Clément Solym - 22.05.2009

Livre - Italie - paresseuse - Henri


Si la littérature s’enorgueillit de multiples récits de voyages, contant les pérégrinations fantasques d’aventuriers des Lettres ou de gentilshommes de fortune, nul doute qu’Henri Calet a ouvert la voie à une nouvelle forme : le voyage raté.

Traverser les Alpes pour découvrir les richesses antiques de Rome… Découvrir les canaux de Venise et son Doge… S’extasier devant la magnificence des palais de Florence… Dévorer à Naples les meilleures pizzas du monde, entre deux fusillades de la Camorra… Baigner dans les tendances futures de la mode à Milan… Ça fait rêver non ? Ajoutez des lacs flamboyants qui abritent des palais aristocratiques, à l’histoire chargée de senteurs d’olives. Non, dites, ça ne vous donne pas envie ?

Bien sûr. Il faudrait être sous-doué végétatif, ou pire, membre de l’amicale des acculturés primaires, pour ne pas être saisi d’envie à la simple évocation de ces lieux magiques. Et c’est bien avec l’intention de les découvrir qu’Henri part pour quelques conférences - dont le motif importe finalement peu - et dîners qui lui feront parcourir les monts et vaux italiens.

A la différence qu’il n’en verra que les trains, les courses de chien et les chambres d’hôtel où le mot confort est une notion relative. Parce que l’ami qui l’a entraîné vers ce voyage le fait courir de ville en ville avec des arrêts fugitifs où l’on n’a le temps de que de deviner les paysages, envisager les monuments, et encore, quand ce n’est pas de nuit que l’on croit les discerner… En bref, un voyage magnifiquement raté.

Si d’ordinaire les échecs à répétition dans la parade amoureuse, qui constituent l’essentiel de l’Éducation sentimentale vous avez amusé, L’Italie à la paresseuse est une autre paire de manches dans le domaine. Notre narrateur se fait balader d’un point à un autre sans se plaindre ni ronchonner et de l’Italie se contentera de ses lectures passées qui lui font soupçonner qu’ici il se pourrait qu’il ait vu une ruine, ou que là, peut-être, il a entr’aperçu un bout de palais.

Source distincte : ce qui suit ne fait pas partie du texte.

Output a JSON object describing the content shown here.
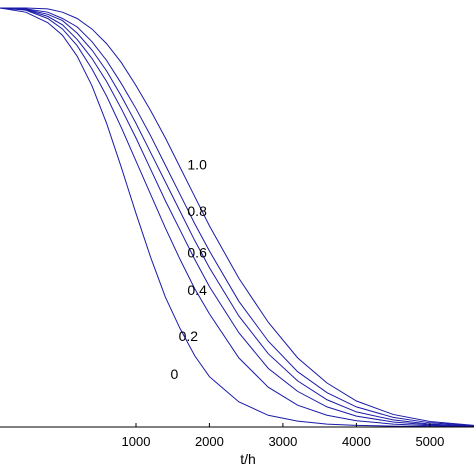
{
  "chart_data": {
    "type": "line",
    "xlabel": "t/h",
    "ylabel": "",
    "xlim": [
      -850,
      5600
    ],
    "ylim": [
      0,
      1
    ],
    "x_ticks": [
      1000,
      2000,
      3000,
      4000,
      5000
    ],
    "x_tick_labels": [
      "1000",
      "2000",
      "3000",
      "4000",
      "5000"
    ],
    "grid": false,
    "line_color": "#1a1aa8",
    "series": [
      {
        "name": "0",
        "x": [
          -850,
          -500,
          -200,
          0,
          200,
          400,
          600,
          800,
          1000,
          1200,
          1400,
          1600,
          1800,
          2000,
          2400,
          2800,
          3200,
          3600,
          4000,
          4500,
          5000,
          5600
        ],
        "y": [
          1.0,
          0.99,
          0.965,
          0.935,
          0.885,
          0.815,
          0.725,
          0.62,
          0.51,
          0.405,
          0.31,
          0.235,
          0.17,
          0.12,
          0.06,
          0.028,
          0.014,
          0.007,
          0.004,
          0.002,
          0.001,
          0.0
        ]
      },
      {
        "name": "0.2",
        "x": [
          -850,
          -500,
          -200,
          0,
          200,
          400,
          600,
          800,
          1000,
          1200,
          1400,
          1600,
          1800,
          2000,
          2400,
          2800,
          3200,
          3600,
          4000,
          4500,
          5000,
          5600
        ],
        "y": [
          1.0,
          0.995,
          0.975,
          0.95,
          0.91,
          0.855,
          0.79,
          0.715,
          0.635,
          0.555,
          0.475,
          0.4,
          0.33,
          0.27,
          0.165,
          0.095,
          0.052,
          0.028,
          0.015,
          0.007,
          0.003,
          0.001
        ]
      },
      {
        "name": "0.4",
        "x": [
          -850,
          -500,
          -200,
          0,
          200,
          400,
          600,
          800,
          1000,
          1200,
          1400,
          1600,
          1800,
          2000,
          2400,
          2800,
          3200,
          3600,
          4000,
          4500,
          5000,
          5600
        ],
        "y": [
          1.0,
          0.996,
          0.98,
          0.96,
          0.925,
          0.88,
          0.825,
          0.76,
          0.69,
          0.615,
          0.54,
          0.47,
          0.4,
          0.335,
          0.225,
          0.14,
          0.085,
          0.048,
          0.026,
          0.012,
          0.005,
          0.002
        ]
      },
      {
        "name": "0.6",
        "x": [
          -850,
          -500,
          -200,
          0,
          200,
          400,
          600,
          800,
          1000,
          1200,
          1400,
          1600,
          1800,
          2000,
          2400,
          2800,
          3200,
          3600,
          4000,
          4500,
          5000,
          5600
        ],
        "y": [
          1.0,
          0.997,
          0.985,
          0.97,
          0.94,
          0.9,
          0.85,
          0.79,
          0.725,
          0.655,
          0.585,
          0.515,
          0.445,
          0.38,
          0.265,
          0.175,
          0.11,
          0.065,
          0.036,
          0.017,
          0.007,
          0.002
        ]
      },
      {
        "name": "0.8",
        "x": [
          -850,
          -500,
          -200,
          0,
          200,
          400,
          600,
          800,
          1000,
          1200,
          1400,
          1600,
          1800,
          2000,
          2400,
          2800,
          3200,
          3600,
          4000,
          4500,
          5000,
          5600
        ],
        "y": [
          1.0,
          0.998,
          0.99,
          0.975,
          0.955,
          0.92,
          0.875,
          0.82,
          0.76,
          0.695,
          0.625,
          0.555,
          0.485,
          0.42,
          0.3,
          0.205,
          0.132,
          0.082,
          0.048,
          0.023,
          0.01,
          0.003
        ]
      },
      {
        "name": "1.0",
        "x": [
          -850,
          -500,
          -200,
          0,
          200,
          400,
          600,
          800,
          1000,
          1200,
          1400,
          1600,
          1800,
          2000,
          2400,
          2800,
          3200,
          3600,
          4000,
          4500,
          5000,
          5600
        ],
        "y": [
          1.0,
          1.0,
          0.998,
          0.99,
          0.975,
          0.95,
          0.915,
          0.87,
          0.815,
          0.755,
          0.69,
          0.62,
          0.55,
          0.48,
          0.355,
          0.25,
          0.165,
          0.105,
          0.062,
          0.03,
          0.013,
          0.004
        ]
      }
    ],
    "curve_labels": [
      {
        "text": "1.0",
        "x": 1700,
        "y": 0.615
      },
      {
        "text": "0.8",
        "x": 1700,
        "y": 0.503
      },
      {
        "text": "0.6",
        "x": 1700,
        "y": 0.405
      },
      {
        "text": "0.4",
        "x": 1700,
        "y": 0.315
      },
      {
        "text": "0.2",
        "x": 1580,
        "y": 0.205
      },
      {
        "text": "0",
        "x": 1470,
        "y": 0.115
      }
    ]
  }
}
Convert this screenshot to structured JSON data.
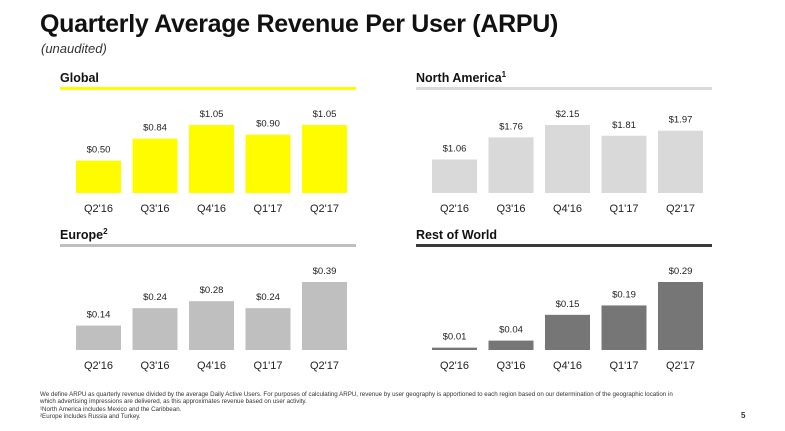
{
  "title": "Quarterly Average Revenue Per User (ARPU)",
  "subtitle": "(unaudited)",
  "footnotes": [
    "We define ARPU as quarterly revenue divided by the average Daily Active Users. For purposes of calculating ARPU, revenue by user geography is apportioned to each region based on our determination of the geographic location in",
    "which advertising impressions are delivered, as this approximates revenue based on user activity.",
    "¹North America includes Mexico and the Caribbean.",
    "²Europe includes Russia and Turkey."
  ],
  "page_number": "5",
  "colors": {
    "global": "#FFFC00",
    "north_america": "#D9D9D9",
    "europe": "#BFBFBF",
    "rest_of_world": "#767676",
    "dark_line": "#3A3A3A"
  },
  "chart_data": [
    {
      "type": "bar",
      "title": "Global",
      "title_sup": "",
      "categories": [
        "Q2'16",
        "Q3'16",
        "Q4'16",
        "Q1'17",
        "Q2'17"
      ],
      "values": [
        0.5,
        0.84,
        1.05,
        0.9,
        1.05
      ],
      "labels": [
        "$0.50",
        "$0.84",
        "$1.05",
        "$0.90",
        "$1.05"
      ],
      "ylim": [
        0,
        1.05
      ],
      "bar_color": "#FFFC00",
      "line_color": "#FFFC00"
    },
    {
      "type": "bar",
      "title": "North America",
      "title_sup": "1",
      "categories": [
        "Q2'16",
        "Q3'16",
        "Q4'16",
        "Q1'17",
        "Q2'17"
      ],
      "values": [
        1.06,
        1.76,
        2.15,
        1.81,
        1.97
      ],
      "labels": [
        "$1.06",
        "$1.76",
        "$2.15",
        "$1.81",
        "$1.97"
      ],
      "ylim": [
        0,
        2.15
      ],
      "bar_color": "#D9D9D9",
      "line_color": "#D9D9D9"
    },
    {
      "type": "bar",
      "title": "Europe",
      "title_sup": "2",
      "categories": [
        "Q2'16",
        "Q3'16",
        "Q4'16",
        "Q1'17",
        "Q2'17"
      ],
      "values": [
        0.14,
        0.24,
        0.28,
        0.24,
        0.39
      ],
      "labels": [
        "$0.14",
        "$0.24",
        "$0.28",
        "$0.24",
        "$0.39"
      ],
      "ylim": [
        0,
        0.39
      ],
      "bar_color": "#BFBFBF",
      "line_color": "#BFBFBF"
    },
    {
      "type": "bar",
      "title": "Rest of World",
      "title_sup": "",
      "categories": [
        "Q2'16",
        "Q3'16",
        "Q4'16",
        "Q1'17",
        "Q2'17"
      ],
      "values": [
        0.01,
        0.04,
        0.15,
        0.19,
        0.29
      ],
      "labels": [
        "$0.01",
        "$0.04",
        "$0.15",
        "$0.19",
        "$0.29"
      ],
      "ylim": [
        0,
        0.29
      ],
      "bar_color": "#767676",
      "line_color": "#3A3A3A"
    }
  ]
}
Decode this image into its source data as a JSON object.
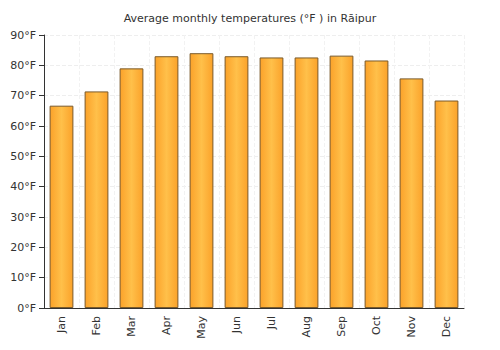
{
  "chart_data": {
    "type": "bar",
    "title": "Average monthly temperatures (°F ) in Rāipur",
    "categories": [
      "Jan",
      "Feb",
      "Mar",
      "Apr",
      "May",
      "Jun",
      "Jul",
      "Aug",
      "Sep",
      "Oct",
      "Nov",
      "Dec"
    ],
    "values": [
      66.7,
      71.4,
      79.0,
      83.0,
      84.0,
      83.0,
      82.6,
      82.6,
      83.2,
      81.6,
      75.7,
      68.4
    ],
    "color": "#fba22a",
    "ylim": [
      0,
      90
    ],
    "yticks": [
      {
        "value": 0,
        "label": "0°F"
      },
      {
        "value": 10,
        "label": "10°F"
      },
      {
        "value": 20,
        "label": "20°F"
      },
      {
        "value": 30,
        "label": "30°F"
      },
      {
        "value": 40,
        "label": "40°F"
      },
      {
        "value": 50,
        "label": "50°F"
      },
      {
        "value": 60,
        "label": "60°F"
      },
      {
        "value": 70,
        "label": "70°F"
      },
      {
        "value": 80,
        "label": "80°F"
      },
      {
        "value": 90,
        "label": "90°F"
      }
    ],
    "grid": true
  }
}
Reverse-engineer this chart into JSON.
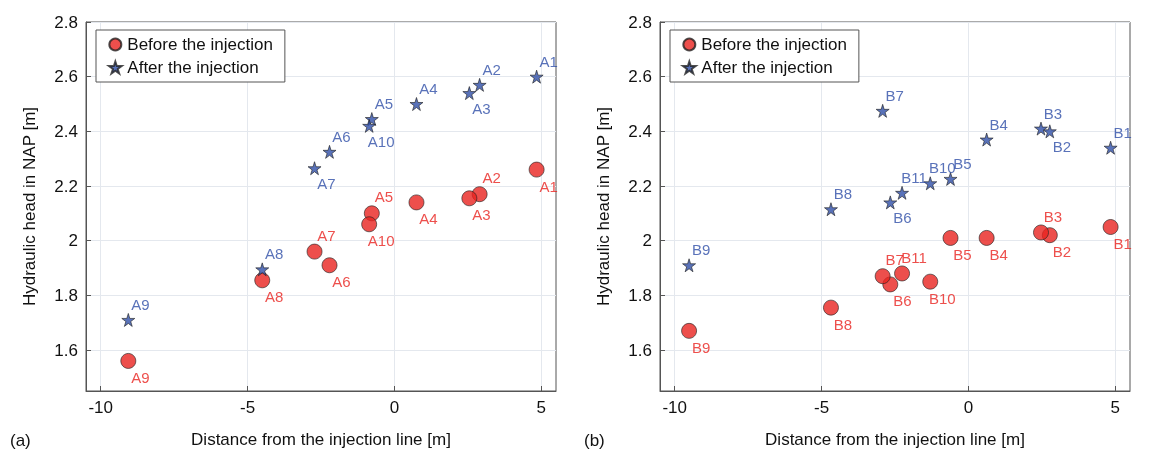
{
  "chart_data": [
    {
      "type": "scatter",
      "xlabel": "Distance from the injection line [m]",
      "ylabel": "Hydraulic head in NAP [m]",
      "annotations": [
        "(a)"
      ],
      "xlim": [
        -10.5,
        5.5
      ],
      "xticks": [
        -10,
        -5,
        0,
        5
      ],
      "ylim": [
        1.45,
        2.8
      ],
      "yticks": [
        1.6,
        1.8,
        2,
        2.2,
        2.4,
        2.6,
        2.8
      ],
      "grid": true,
      "legend": "top left",
      "series": [
        {
          "name": "Before the injection",
          "color": "#e8231f",
          "marker": "circle",
          "x": [
            4.84,
            2.9,
            2.55,
            0.75,
            -0.77,
            -2.21,
            -2.72,
            -4.5,
            -9.06,
            -0.86
          ],
          "values": [
            2.26,
            2.17,
            2.155,
            2.14,
            2.1,
            1.91,
            1.96,
            1.855,
            1.56,
            2.06
          ],
          "value_labels": [
            "A1",
            "A2",
            "A3",
            "A4",
            "A5",
            "A6",
            "A7",
            "A8",
            "A9",
            "A10"
          ]
        },
        {
          "name": "After the injection",
          "color": "#2f4fa8",
          "marker": "star",
          "x": [
            4.84,
            2.9,
            2.55,
            0.75,
            -0.77,
            -2.21,
            -2.72,
            -4.5,
            -9.06,
            -0.86
          ],
          "values": [
            2.6,
            2.57,
            2.54,
            2.5,
            2.445,
            2.325,
            2.265,
            1.895,
            1.71,
            2.42
          ],
          "value_labels": [
            "A1",
            "A2",
            "A3",
            "A4",
            "A5",
            "A6",
            "A7",
            "A8",
            "A9",
            "A10"
          ]
        }
      ]
    },
    {
      "type": "scatter",
      "xlabel": "Distance from the injection line [m]",
      "ylabel": "Hydraulic head in NAP [m]",
      "annotations": [
        "(b)"
      ],
      "xlim": [
        -10.5,
        5.5
      ],
      "xticks": [
        -10,
        -5,
        0,
        5
      ],
      "ylim": [
        1.45,
        2.8
      ],
      "yticks": [
        1.6,
        1.8,
        2,
        2.2,
        2.4,
        2.6,
        2.8
      ],
      "grid": true,
      "legend": "top left",
      "series": [
        {
          "name": "Before the injection",
          "color": "#e8231f",
          "marker": "circle",
          "x": [
            4.84,
            2.77,
            2.47,
            0.62,
            -0.61,
            -2.66,
            -2.92,
            -4.68,
            -9.51,
            -1.3,
            -2.26
          ],
          "values": [
            2.05,
            2.02,
            2.03,
            2.01,
            2.01,
            1.84,
            1.87,
            1.755,
            1.67,
            1.85,
            1.88
          ],
          "value_labels": [
            "B1",
            "B2",
            "B3",
            "B4",
            "B5",
            "B6",
            "B7",
            "B8",
            "B9",
            "B10",
            "B11"
          ]
        },
        {
          "name": "After the injection",
          "color": "#2f4fa8",
          "marker": "star",
          "x": [
            4.84,
            2.77,
            2.47,
            0.62,
            -0.61,
            -2.66,
            -2.92,
            -4.68,
            -9.51,
            -1.3,
            -2.26
          ],
          "values": [
            2.34,
            2.4,
            2.41,
            2.37,
            2.226,
            2.14,
            2.475,
            2.115,
            1.91,
            2.21,
            2.175
          ],
          "value_labels": [
            "B1",
            "B2",
            "B3",
            "B4",
            "B5",
            "B6",
            "B7",
            "B8",
            "B9",
            "B10",
            "B11"
          ]
        }
      ]
    }
  ]
}
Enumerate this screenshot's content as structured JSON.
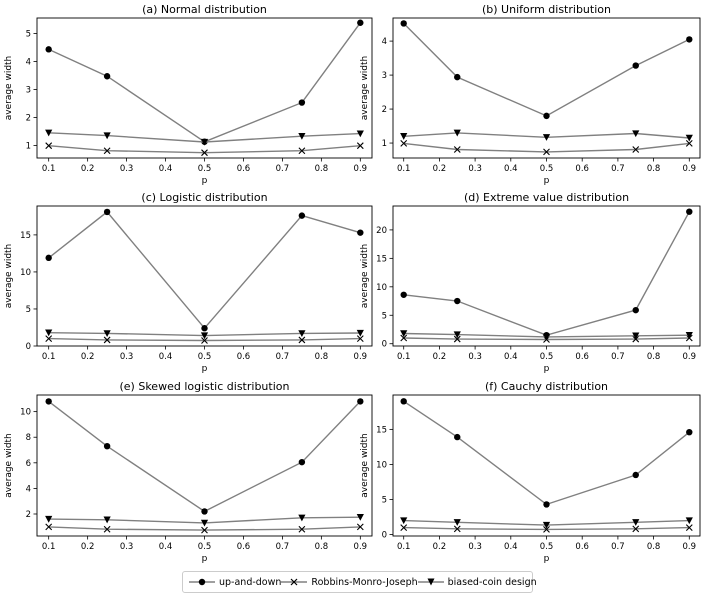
{
  "chart_data": [
    {
      "type": "line",
      "title": "(a) Normal distribution",
      "xlabel": "p",
      "ylabel": "average width",
      "x": [
        0.1,
        0.25,
        0.5,
        0.75,
        0.9
      ],
      "xlim": [
        0.07,
        0.93
      ],
      "ylim": [
        0.55,
        5.55
      ],
      "xticks": [
        0.1,
        0.2,
        0.3,
        0.4,
        0.5,
        0.6,
        0.7,
        0.8,
        0.9
      ],
      "yticks": [
        1,
        2,
        3,
        4,
        5
      ],
      "series": [
        {
          "name": "up-and-down",
          "values": [
            4.43,
            3.47,
            1.13,
            2.53,
            5.38
          ]
        },
        {
          "name": "Robbins-Monro-Joseph",
          "values": [
            0.99,
            0.81,
            0.74,
            0.81,
            0.99
          ]
        },
        {
          "name": "biased-coin design",
          "values": [
            1.45,
            1.35,
            1.12,
            1.33,
            1.42
          ]
        }
      ]
    },
    {
      "type": "line",
      "title": "(b) Uniform distribution",
      "xlabel": "p",
      "ylabel": "average width",
      "x": [
        0.1,
        0.25,
        0.5,
        0.75,
        0.9
      ],
      "xlim": [
        0.07,
        0.93
      ],
      "ylim": [
        0.56,
        4.68
      ],
      "xticks": [
        0.1,
        0.2,
        0.3,
        0.4,
        0.5,
        0.6,
        0.7,
        0.8,
        0.9
      ],
      "yticks": [
        1,
        2,
        3,
        4
      ],
      "series": [
        {
          "name": "up-and-down",
          "values": [
            4.52,
            2.94,
            1.8,
            3.28,
            4.05
          ]
        },
        {
          "name": "Robbins-Monro-Joseph",
          "values": [
            0.99,
            0.81,
            0.74,
            0.81,
            0.99
          ]
        },
        {
          "name": "biased-coin design",
          "values": [
            1.2,
            1.3,
            1.17,
            1.28,
            1.15
          ]
        }
      ]
    },
    {
      "type": "line",
      "title": "(c) Logistic distribution",
      "xlabel": "p",
      "ylabel": "average width",
      "x": [
        0.1,
        0.25,
        0.5,
        0.75,
        0.9
      ],
      "xlim": [
        0.07,
        0.93
      ],
      "ylim": [
        0,
        18.9
      ],
      "xticks": [
        0.1,
        0.2,
        0.3,
        0.4,
        0.5,
        0.6,
        0.7,
        0.8,
        0.9
      ],
      "yticks": [
        0,
        5,
        10,
        15
      ],
      "series": [
        {
          "name": "up-and-down",
          "values": [
            11.9,
            18.1,
            2.4,
            17.6,
            15.3
          ]
        },
        {
          "name": "Robbins-Monro-Joseph",
          "values": [
            1.0,
            0.82,
            0.74,
            0.82,
            1.0
          ]
        },
        {
          "name": "biased-coin design",
          "values": [
            1.8,
            1.7,
            1.4,
            1.7,
            1.75
          ]
        }
      ]
    },
    {
      "type": "line",
      "title": "(d) Extreme value distribution",
      "xlabel": "p",
      "ylabel": "average width",
      "x": [
        0.1,
        0.25,
        0.5,
        0.75,
        0.9
      ],
      "xlim": [
        0.07,
        0.93
      ],
      "ylim": [
        -0.4,
        24.2
      ],
      "xticks": [
        0.1,
        0.2,
        0.3,
        0.4,
        0.5,
        0.6,
        0.7,
        0.8,
        0.9
      ],
      "yticks": [
        0,
        5,
        10,
        15,
        20
      ],
      "series": [
        {
          "name": "up-and-down",
          "values": [
            8.6,
            7.5,
            1.5,
            5.9,
            23.2
          ]
        },
        {
          "name": "Robbins-Monro-Joseph",
          "values": [
            1.0,
            0.82,
            0.74,
            0.82,
            1.0
          ]
        },
        {
          "name": "biased-coin design",
          "values": [
            1.8,
            1.6,
            1.2,
            1.4,
            1.5
          ]
        }
      ]
    },
    {
      "type": "line",
      "title": "(e) Skewed logistic distribution",
      "xlabel": "p",
      "ylabel": "average width",
      "x": [
        0.1,
        0.25,
        0.5,
        0.75,
        0.9
      ],
      "xlim": [
        0.07,
        0.93
      ],
      "ylim": [
        0.28,
        11.3
      ],
      "xticks": [
        0.1,
        0.2,
        0.3,
        0.4,
        0.5,
        0.6,
        0.7,
        0.8,
        0.9
      ],
      "yticks": [
        2,
        4,
        6,
        8,
        10
      ],
      "series": [
        {
          "name": "up-and-down",
          "values": [
            10.8,
            7.3,
            2.2,
            6.05,
            10.8
          ]
        },
        {
          "name": "Robbins-Monro-Joseph",
          "values": [
            0.99,
            0.81,
            0.74,
            0.81,
            0.99
          ]
        },
        {
          "name": "biased-coin design",
          "values": [
            1.6,
            1.55,
            1.3,
            1.7,
            1.75
          ]
        }
      ]
    },
    {
      "type": "line",
      "title": "(f) Cauchy distribution",
      "xlabel": "p",
      "ylabel": "average width",
      "x": [
        0.1,
        0.25,
        0.5,
        0.75,
        0.9
      ],
      "xlim": [
        0.07,
        0.93
      ],
      "ylim": [
        -0.2,
        19.9
      ],
      "xticks": [
        0.1,
        0.2,
        0.3,
        0.4,
        0.5,
        0.6,
        0.7,
        0.8,
        0.9
      ],
      "yticks": [
        0,
        5,
        10,
        15
      ],
      "series": [
        {
          "name": "up-and-down",
          "values": [
            19.0,
            13.9,
            4.3,
            8.5,
            14.6
          ]
        },
        {
          "name": "Robbins-Monro-Joseph",
          "values": [
            1.0,
            0.82,
            0.74,
            0.82,
            1.0
          ]
        },
        {
          "name": "biased-coin design",
          "values": [
            2.0,
            1.75,
            1.35,
            1.75,
            2.0
          ]
        }
      ]
    }
  ],
  "legend": {
    "entries": [
      {
        "label": "up-and-down",
        "marker": "circle"
      },
      {
        "label": "Robbins-Monro-Joseph",
        "marker": "x"
      },
      {
        "label": "biased-coin design",
        "marker": "triangle-down"
      }
    ]
  },
  "colors": {
    "line": "#808080",
    "marker": "#000000",
    "axis": "#000000"
  }
}
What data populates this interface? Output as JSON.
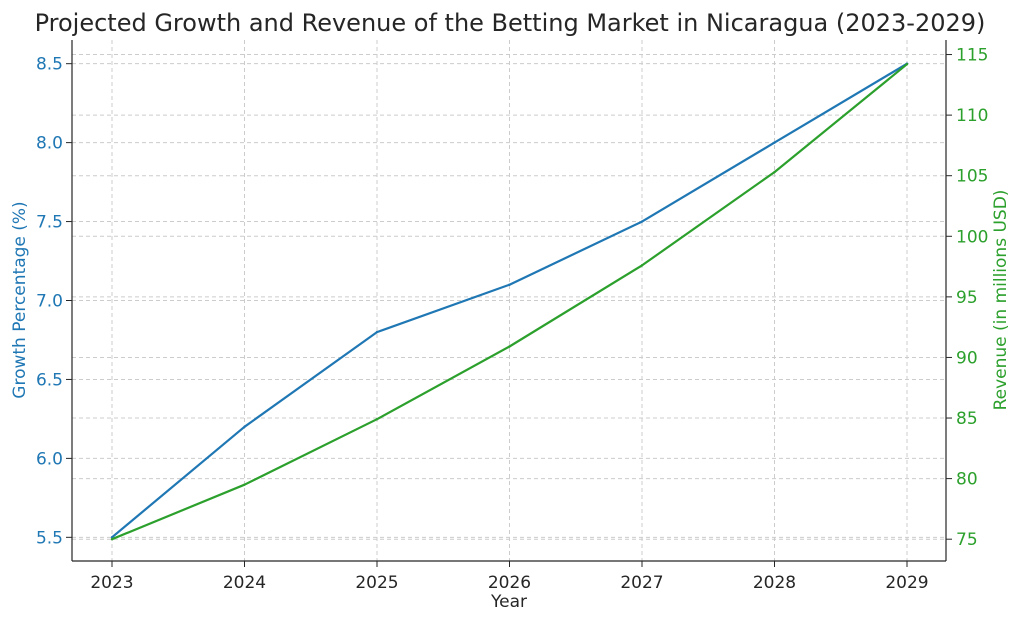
{
  "chart_data": {
    "type": "line",
    "title": "Projected Growth and Revenue of the Betting Market in Nicaragua (2023-2029)",
    "xlabel": "Year",
    "ylabel_left": "Growth Percentage (%)",
    "ylabel_right": "Revenue (in millions USD)",
    "categories": [
      "2023",
      "2024",
      "2025",
      "2026",
      "2027",
      "2028",
      "2029"
    ],
    "left_ticks": [
      "5.5",
      "6.0",
      "6.5",
      "7.0",
      "7.5",
      "8.0",
      "8.5"
    ],
    "right_ticks": [
      "75",
      "80",
      "85",
      "90",
      "95",
      "100",
      "105",
      "110",
      "115"
    ],
    "ylim_left": [
      5.35,
      8.65
    ],
    "ylim_right": [
      73.2,
      116.2
    ],
    "grid": true,
    "series": [
      {
        "axis": "left",
        "values": [
          5.5,
          6.2,
          6.8,
          7.1,
          7.5,
          8.0,
          8.5
        ]
      },
      {
        "axis": "right",
        "values": [
          75.0,
          79.5,
          84.9,
          90.9,
          97.6,
          105.3,
          114.2
        ]
      }
    ],
    "colors": {
      "left": "#1f77b4",
      "right": "#2ca02c",
      "axis": "#262626",
      "grid": "#cccccc"
    }
  }
}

C’est à contre-pied complètement que le livre nous embarque pour une sorte d’Odyssée rock’n roll, dans laquelle on est baladés sans vergogne de droite et de gauche. Autant dire que le guide de voyage dans lequel il n’avait pas investi ne lui aurait servi à rien. « Ce qui rend les voyages à peu près inutiles, c’est que l’on se déplace toujours avec soi, avec les mêmes pensées, le même passé, les mêmes ennuis, le même tour d’esprit, les mêmes appréciations sur les choses et les gens. Où que l’on se trouve, on n’est jamais seul. »

Rien à ajouter, votre honneur : pour ma défense, je n’ai jamais autant mis les pieds en Italie qu’avec ce voyage burlesque et drôle. Avis aux amateurs de guides touristiques, ouvrage de référence en vue…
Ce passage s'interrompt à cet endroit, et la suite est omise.